In his presentation, Treuer will tell stories of the traditional practices of one Ojibwe family carried out through the seasons of the year and across the seasons of life, demonstrating the enduring power of Ojibwe culture and identity.
“It is an honor to have Anton Treuer come to CSB+SJU to share his passion for Ojibwe culture and spirituality,” said Ted Gordon, director of the Initiative for Native Nation Revitalization. “Dr. Treuer is unparalleled in his scholarship of and advocacy for the strategies Ojibwe nations use to share their identity with future generations.”

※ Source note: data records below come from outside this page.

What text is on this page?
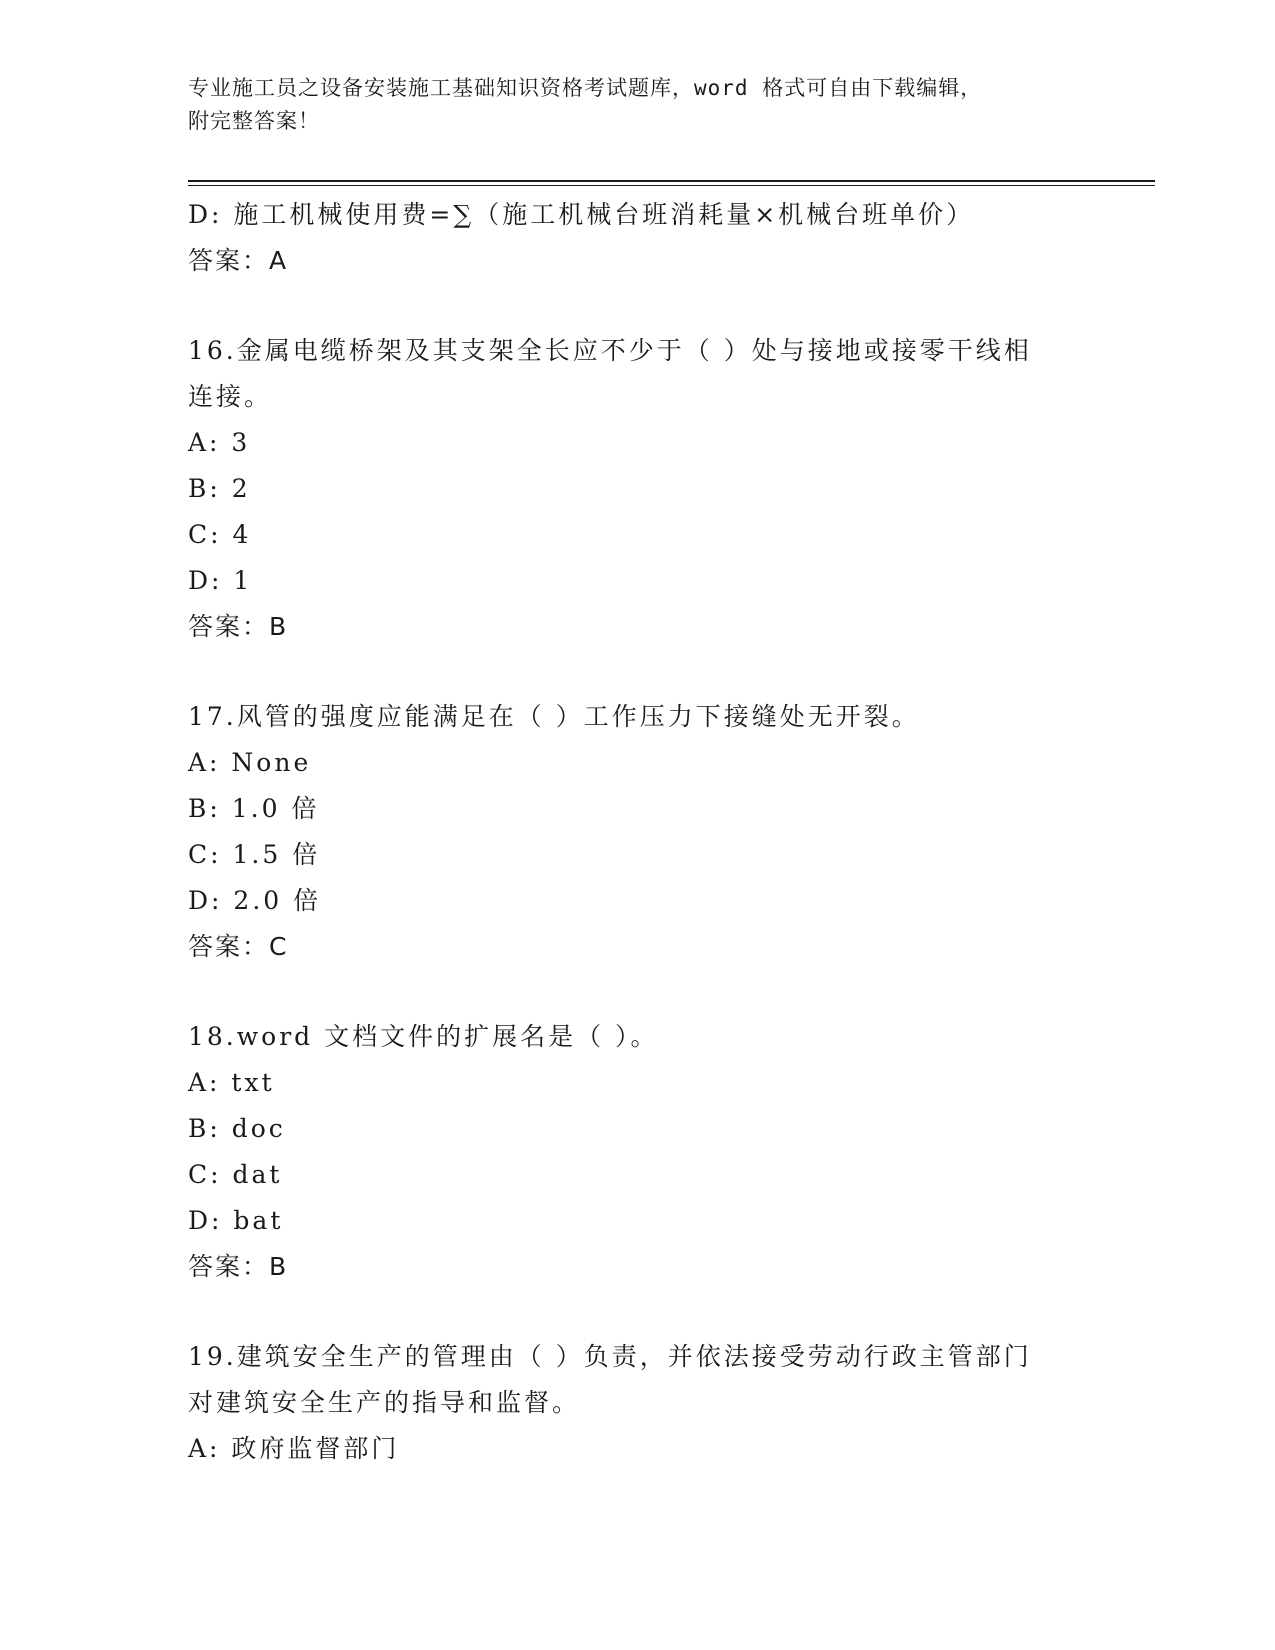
专业施工员之设备安装施工基础知识资格考试题库，word 格式可自由下载编辑，
附完整答案！
D: 施工机械使用费=∑（施工机械台班消耗量×机械台班单价）
答案：A
16.金属电缆桥架及其支架全长应不少于（ ）处与接地或接零干线相
连接。
A: 3
B: 2
C: 4
D: 1
答案：B
17.风管的强度应能满足在（ ）工作压力下接缝处无开裂。
A: None
B: 1.0 倍
C: 1.5 倍
D: 2.0 倍
答案：C
18.word 文档文件的扩展名是（ ）。
A: txt
B: doc
C: dat
D: bat
答案：B
19.建筑安全生产的管理由（ ）负责，并依法接受劳动行政主管部门
对建筑安全生产的指导和监督。
A: 政府监督部门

Treuer is a professor of Ojibwe at Bemidji State University and author of 19 books, including Ojibwe in Minnesota (“Minnesota’s Best Read for 2010” by the Library of Congress Center for the Book), The Assassination of Hole in the Day (American Association for State and Local History Award of Merit, 2012), Everything You Wanted to Know About Indians But Were Afraid to Ask (2012), Warrior Nation: A History of the Red Lake Ojibwe (Caroline Bancroft History Prize and the American Association of State and Local History Award of Merit, 2015), The Language Warrior’s Manifesto: How to Keep Our Languages Alive No Matter the Odds (2020) and The Cultural Toolbox: Traditional Ojibwe Living in the Modern World (2021).
He is also editor of Oshkaabewis Native Journal, the only academic journal of the Ojibwe language. He has presented lectures throughout the United States and Canada and in several other countries, and he has received more than forty prestigious awards and fellowships, including from the American Philosophical Society, the Bush Foundation, the John Simon Guggenheim Foundation, the MacArthur Foundation, the National Endowment for the Humanities and the National Science Foundation.
Treuer is on the governing board for the Minnesota State Historical Society. In 2018, he was named Guardian of Culture and Lifeways and recipient of the Pathfinder Award by the Association of Tribal Archives, Libraries and Museums.